Walk for 45 to 60 Minutes Every Morning
Strength and endurance are the cornerstones of Dr Dolegowski’s regimen. She described her weekly routine, which included walking for 45 to 60 minutes every morning, lifting weights four days a week, and doing Zone 2 cardio sessions (steady-state aerobic activity) twice a week.
View this post on Instagram
Prioritise A High-Protein And High-Fibre Diet
The kitchen is where transformation begins. She concentrated on a high-protein, high-fibre diet, aiming for 120–130 grammes of protein and 25–30 grammes of fibre per day to preserve gut and muscle health. She minimised processed foods and refined sugars while emphasising nutrient-dense whole foods.
Sleep for More Than Seven Hours
Progress is made while relaxing as well as in the gym. Dr Dolegowski emphasised the significance of getting more than seven hours of sleep, doing mobility exercises every day, and consciously managing stress. “Respect rest days,” she counselled, emphasising that recuperation is an essential component of the process.
Give Up Alcohol
The decision to give up alcohol was one of the biggest changes. After stopping, she reported significant improvements in her hormones, sleep, mood, and recuperation. “I don’t drink alcohol,” she declared. Without it, my recuperation, hormones, mood, and sleep are all significantly better. She also drank between 80 and 100 ounces (about 2.37 to 2.96 litres) of water daily to maintain optimal bodily function.
Stop Chasing Skinny
Dr Dolegowski made a change that many women would find relatable: “I stopped chasing ‘skinny’.” She said everything changed after she started “chasing strong”.

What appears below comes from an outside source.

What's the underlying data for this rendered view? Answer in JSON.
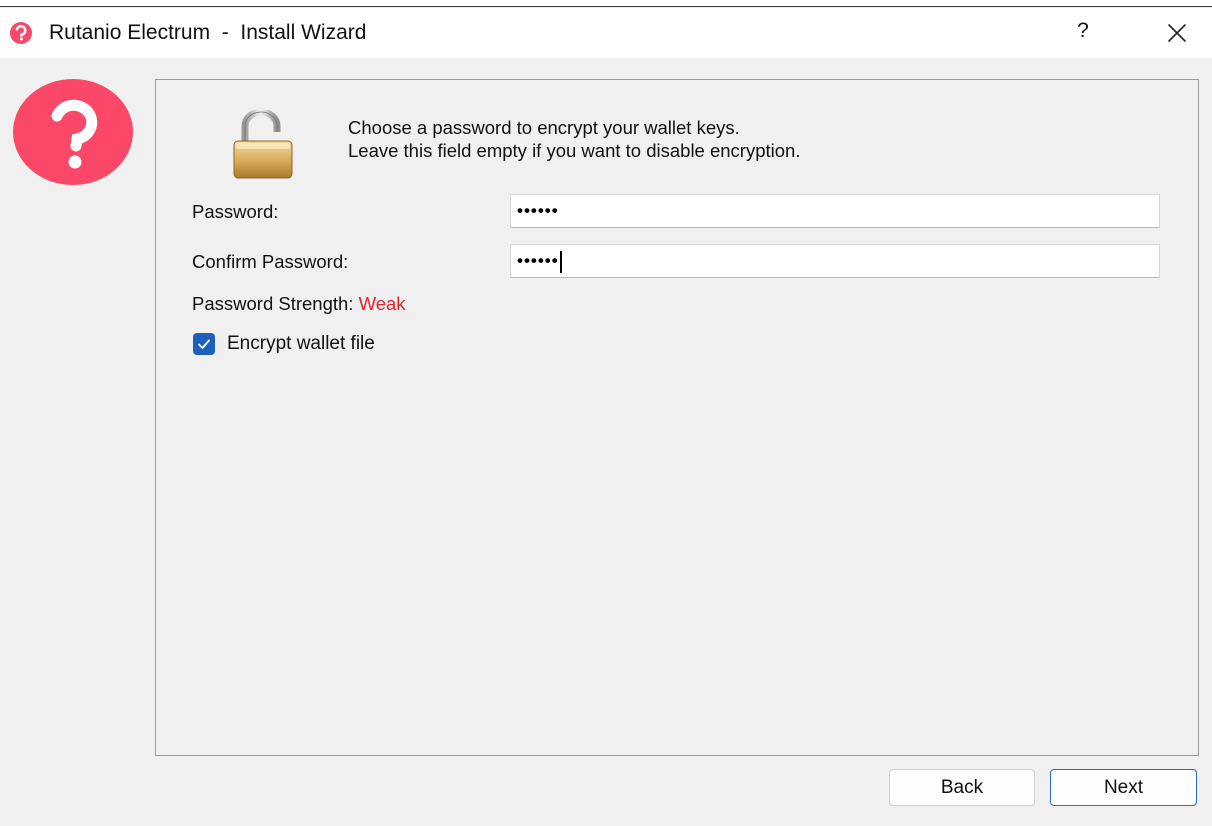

Focus on The Body’s capabilities
She started each morning with positivity despite dealing with personal health issues like Hashimoto’s, scoliosis, and severe back pain. She said that the key to her longevity has been to concentrate on her body’s capabilities rather than its limits.
Growth Mindset
She concluded by discussing the need of having a “growth mindset.” She remained receptive to new challenges by quieting the voice in her head that told her it was too late. She contended that transformation occurs when you are prepared to embrace discomfort.